Art Market

Henri Matisse’s great-grandchildren launched a line of Matisse-inspired boutique homeware.

Wallace Ludel
Nov 8, 2019 4:27PM, via New York Times

Vases by Alessandro Mendini for Maison Matisse. © Maison Matisse.

Descendants of the great artist Henri Matisse recently launched Maison Matisse, a company that works with contemporary designers to use Matisse’s iconic style and bring it into the world of home decor objects. The project is run by Jean-Matthieu Matisse and his sister Anne-Maxence, both of whom are great-grandchildren of the artist. The project, which launched quietly in mid-October, coincides with Matisse’s 150th birthday (he was born on New Years Eve, 1869).

Jean-Matthieu told the New York Times:

We thought it would be a good idea for the family to create something, to try to transmit what we see and imagine from his legacy, but we wanted to do something that hadn’t been done before. [. . .] There was already one Matisse; I don’t intend to do another.

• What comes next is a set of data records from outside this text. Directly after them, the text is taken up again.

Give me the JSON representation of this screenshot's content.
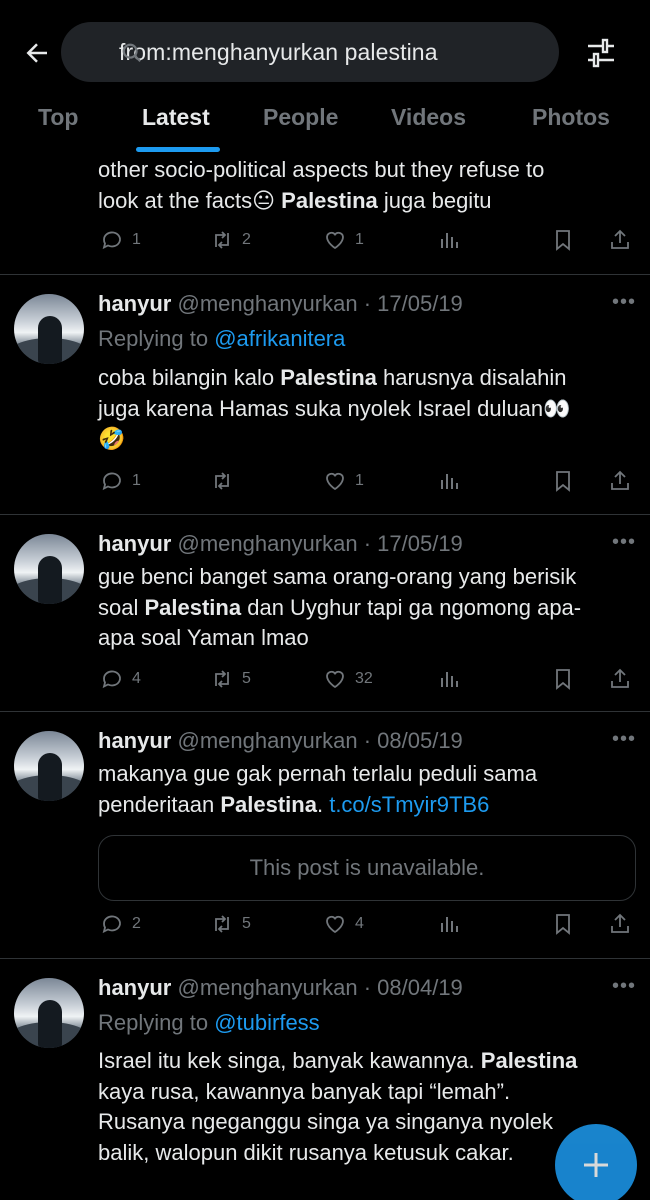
{
  "search": {
    "query": "from:menghanyurkan palestina"
  },
  "tabs": [
    "Top",
    "Latest",
    "People",
    "Videos",
    "Photos"
  ],
  "colors": {
    "accent": "#1d9bf0",
    "muted": "#71767b",
    "background": "#000000"
  },
  "tweets": [
    {
      "text_line1": "other socio-political aspects but they refuse to",
      "text_line2_pre": "look at the facts",
      "emoji": "😐",
      "bold": "Palestina",
      "text_line2_post": "juga begitu",
      "replies": "1",
      "retweets": "2",
      "likes": "1"
    },
    {
      "name": "hanyur",
      "handle": "@menghanyurkan",
      "date": "· 17/05/19",
      "replying_prefix": "Replying to",
      "replying_to": "@afrikanitera",
      "pre": "coba bilangin kalo",
      "bold": "Palestina",
      "line1_post": "harusnya disalahin",
      "line2": "juga karena Hamas suka nyolek Israel duluan",
      "emoji1": "👀",
      "emoji2": "🤣",
      "replies": "1",
      "retweets": "",
      "likes": "1"
    },
    {
      "name": "hanyur",
      "handle": "@menghanyurkan",
      "date": "· 17/05/19",
      "line1": "gue benci banget sama orang-orang yang berisik",
      "line2_pre": "soal",
      "bold": "Palestina",
      "line2_post": "dan Uyghur tapi ga ngomong apa-",
      "line3": "apa soal Yaman lmao",
      "replies": "4",
      "retweets": "5",
      "likes": "32"
    },
    {
      "name": "hanyur",
      "handle": "@menghanyurkan",
      "date": "· 08/05/19",
      "line1": "makanya gue gak pernah terlalu peduli sama",
      "line2_pre": "penderitaan",
      "bold": "Palestina",
      "line2_post": ".",
      "link": "t.co/sTmyir9TB6",
      "quote": "This post is unavailable.",
      "replies": "2",
      "retweets": "5",
      "likes": "4"
    },
    {
      "name": "hanyur",
      "handle": "@menghanyurkan",
      "date": "· 08/04/19",
      "replying_prefix": "Replying to",
      "replying_to": "@tubirfess",
      "line1_pre": "Israel itu kek singa, banyak kawannya.",
      "bold": "Palestina",
      "line2": "kaya rusa, kawannya banyak tapi “lemah”.",
      "line3": "Rusanya ngeganggu singa ya singanya nyolek",
      "line4": "balik, walopun dikit rusanya ketusuk cakar."
    }
  ]
}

Thus far, Maison Mattisse has collaborated to make limited edition runs of vases with the design duo Ronan and Erwan Bouroullec, the Spanish artist and designer Jaime Hayon, and the Italian designer and architect Alessandro Mendini. Each design is made in an edition of 12, and though the website doesn’t list prices, the Times reported that they range from €7,000 to €12,000 ($7,743 to $13,273) per vase. Maison Matisse is also planning a permanent line of lower price point items, with new objects debuting three times a year. The first line of these items will be created by French designer Marta Bakowski and inspired by Matisse’s 1939 painting La Musique, which currently resides at the Albright Knox Art Gallery in Buffalo, New York.

The seed for the business was planted a decade ago, and the delay of its launch was partly due to the siblings wanting approval from other Matisse relatives, both in France and the United States. While the work conjures the great artist, Jean-Matthieu Matisse noted that he considers Maison Matisse’s output to be design objects, not fine art.

“I see our project as creating objects, but not ‘art objects,’” he told the Times. “People will be able to live with an object that has a certain presence, that speaks to them like Matisse.”